The authors also validated the phenomenon of chromatin fatigue in other cell lines, including RPE1 non-cancerous human cells. They primarily worked with HeLa cells, a breast cancer cell line, but cancer cells are known to have inefficient DNA repair and funky chromatin structure. So, importantly, the authors also showed chromatin fatigue occurs in physiologically normal cells too.

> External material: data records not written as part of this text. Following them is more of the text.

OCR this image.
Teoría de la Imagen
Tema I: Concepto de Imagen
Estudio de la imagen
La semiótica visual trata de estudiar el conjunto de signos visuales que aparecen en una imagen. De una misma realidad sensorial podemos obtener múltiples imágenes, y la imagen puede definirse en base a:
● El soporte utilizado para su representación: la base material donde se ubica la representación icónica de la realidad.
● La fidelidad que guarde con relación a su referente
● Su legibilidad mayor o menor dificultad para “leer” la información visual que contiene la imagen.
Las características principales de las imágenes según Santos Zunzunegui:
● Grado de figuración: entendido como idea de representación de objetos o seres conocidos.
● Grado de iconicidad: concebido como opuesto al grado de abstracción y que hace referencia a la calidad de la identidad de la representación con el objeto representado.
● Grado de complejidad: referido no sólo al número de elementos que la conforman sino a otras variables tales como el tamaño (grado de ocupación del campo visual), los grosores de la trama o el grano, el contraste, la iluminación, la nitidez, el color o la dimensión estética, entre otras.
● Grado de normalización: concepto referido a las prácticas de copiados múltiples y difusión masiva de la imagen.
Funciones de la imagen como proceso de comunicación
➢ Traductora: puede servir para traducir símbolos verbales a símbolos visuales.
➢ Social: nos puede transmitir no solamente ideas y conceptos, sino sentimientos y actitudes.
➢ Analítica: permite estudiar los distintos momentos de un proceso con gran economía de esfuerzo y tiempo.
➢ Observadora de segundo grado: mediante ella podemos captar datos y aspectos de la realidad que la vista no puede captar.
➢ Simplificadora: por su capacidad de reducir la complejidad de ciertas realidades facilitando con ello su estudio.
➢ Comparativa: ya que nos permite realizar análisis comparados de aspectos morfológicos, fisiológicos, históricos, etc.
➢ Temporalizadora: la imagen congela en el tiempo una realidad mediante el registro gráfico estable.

It’s impressive work that’s clearly taken a lot of time and effort. As I was reading this paper, I was thinking “hmm, maybe they could also do X, and maybe they could do Y”. And then I’d keep reading and a paragraph later it had been done!


Notes

  1. I do have some questions regarding their validation of whether DNA was actually cut that maybe DNA repair people can help me out with? See “Notes cont’d.” (I didn’t want to write it all here!). ↩︎
  2. Stands for “topologically associated domain”; essentially a region of DNA that primarily regulates genes within its own boundaries. ↩︎
  3. The authors did amazingly at ensuring they had appropriate controls. They cut outside the TAD, had a positive control (cutting in the c-MYC locus itself), and used a form of CRISPR-Cas9 that “nicks” DNA (only cuts one strand) as a comparison. One thing I would suggest is that it may have been useful to try with an enzymatically-dead Cas9 protein that can’t cut DNA to ensure any effects on surrounding chromatin structure were due to the cutting of Cas9 and not its binding to the DNA. ↩︎
  4. In most cases. Some cuts resulted in non-significant changes. ↩︎

Notes cont’d. — technicalities of using 53BP1?

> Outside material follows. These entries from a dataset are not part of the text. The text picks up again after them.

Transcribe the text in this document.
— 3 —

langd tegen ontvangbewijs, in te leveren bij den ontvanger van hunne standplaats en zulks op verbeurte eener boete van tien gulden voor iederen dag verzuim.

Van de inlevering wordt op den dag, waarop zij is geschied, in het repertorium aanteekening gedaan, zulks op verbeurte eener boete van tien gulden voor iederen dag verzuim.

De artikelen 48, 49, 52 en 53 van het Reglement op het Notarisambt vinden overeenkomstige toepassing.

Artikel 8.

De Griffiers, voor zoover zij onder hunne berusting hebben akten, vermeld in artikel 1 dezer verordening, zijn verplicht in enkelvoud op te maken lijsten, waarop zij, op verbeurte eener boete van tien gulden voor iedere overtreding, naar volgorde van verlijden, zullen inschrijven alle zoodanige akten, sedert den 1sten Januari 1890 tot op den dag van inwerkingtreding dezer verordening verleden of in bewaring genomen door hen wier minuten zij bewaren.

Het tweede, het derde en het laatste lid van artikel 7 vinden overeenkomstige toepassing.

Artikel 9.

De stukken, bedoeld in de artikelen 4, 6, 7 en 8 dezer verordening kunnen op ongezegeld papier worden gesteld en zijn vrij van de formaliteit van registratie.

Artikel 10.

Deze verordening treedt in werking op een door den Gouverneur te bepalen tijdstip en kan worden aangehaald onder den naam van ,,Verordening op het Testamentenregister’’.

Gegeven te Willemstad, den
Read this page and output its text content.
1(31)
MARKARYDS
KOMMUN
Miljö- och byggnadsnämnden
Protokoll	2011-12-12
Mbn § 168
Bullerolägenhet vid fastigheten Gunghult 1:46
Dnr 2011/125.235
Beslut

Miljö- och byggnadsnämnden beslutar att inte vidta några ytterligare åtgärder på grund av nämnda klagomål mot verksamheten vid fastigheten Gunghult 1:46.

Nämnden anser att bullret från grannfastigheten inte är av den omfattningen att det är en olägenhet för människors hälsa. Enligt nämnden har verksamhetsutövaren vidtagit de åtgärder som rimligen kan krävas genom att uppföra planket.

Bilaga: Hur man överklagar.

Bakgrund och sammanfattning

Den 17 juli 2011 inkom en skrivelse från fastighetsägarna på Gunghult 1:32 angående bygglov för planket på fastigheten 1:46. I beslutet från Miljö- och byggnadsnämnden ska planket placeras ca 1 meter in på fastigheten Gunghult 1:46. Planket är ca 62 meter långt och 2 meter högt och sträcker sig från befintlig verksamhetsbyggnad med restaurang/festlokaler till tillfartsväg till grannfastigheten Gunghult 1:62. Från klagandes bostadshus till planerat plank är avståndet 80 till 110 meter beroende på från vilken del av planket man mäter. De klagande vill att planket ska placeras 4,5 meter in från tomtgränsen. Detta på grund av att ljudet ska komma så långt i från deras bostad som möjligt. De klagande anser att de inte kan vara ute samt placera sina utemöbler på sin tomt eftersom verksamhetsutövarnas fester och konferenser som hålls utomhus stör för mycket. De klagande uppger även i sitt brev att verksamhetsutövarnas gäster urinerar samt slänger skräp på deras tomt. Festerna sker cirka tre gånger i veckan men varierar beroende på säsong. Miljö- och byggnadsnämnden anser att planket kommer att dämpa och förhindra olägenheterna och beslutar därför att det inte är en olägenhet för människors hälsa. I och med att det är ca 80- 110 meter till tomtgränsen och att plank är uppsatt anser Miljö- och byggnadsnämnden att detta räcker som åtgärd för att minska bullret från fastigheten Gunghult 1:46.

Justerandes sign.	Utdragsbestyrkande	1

The authors used 53BP1 immunofluorescence as a marker for DNA repair sites to validate that their cut sites were actually cut. I don’t have much background in DNA repair biology beyond what I know from undergrad and what I researched while reading this paper, so if I’ve made a mistake here, let me know, but ultimately, I’m not sure I’m so convinced about their use of this marker. Firstly, it doesn’t bind to DNA itself, so whether 53BP1 is 1) actually chromatin-bound and not simply floating around above breakage sites (especially as they have no DNA staining in their images), and 2) as good a marker as something like γ-H2AX, which is found directly at breakage sites, remain important questions. And secondly, I mentioned above that DNA can be repaired in a variety of ways. 53BP1 is only involved in one of these pathways, called the NHEJ pathway, which is a quick fix method that repairs DNA in around 30 minutes. Choosing 6h and 24h as timepoints to check on chromatin fatigue may therefore have missed out on some of the immediate effects of the break, and also selecting 53BP1 means the study misses out on seeing chromatin fatigue at sites repaired via other, more diligent repair pathways e.g. homologous recombination.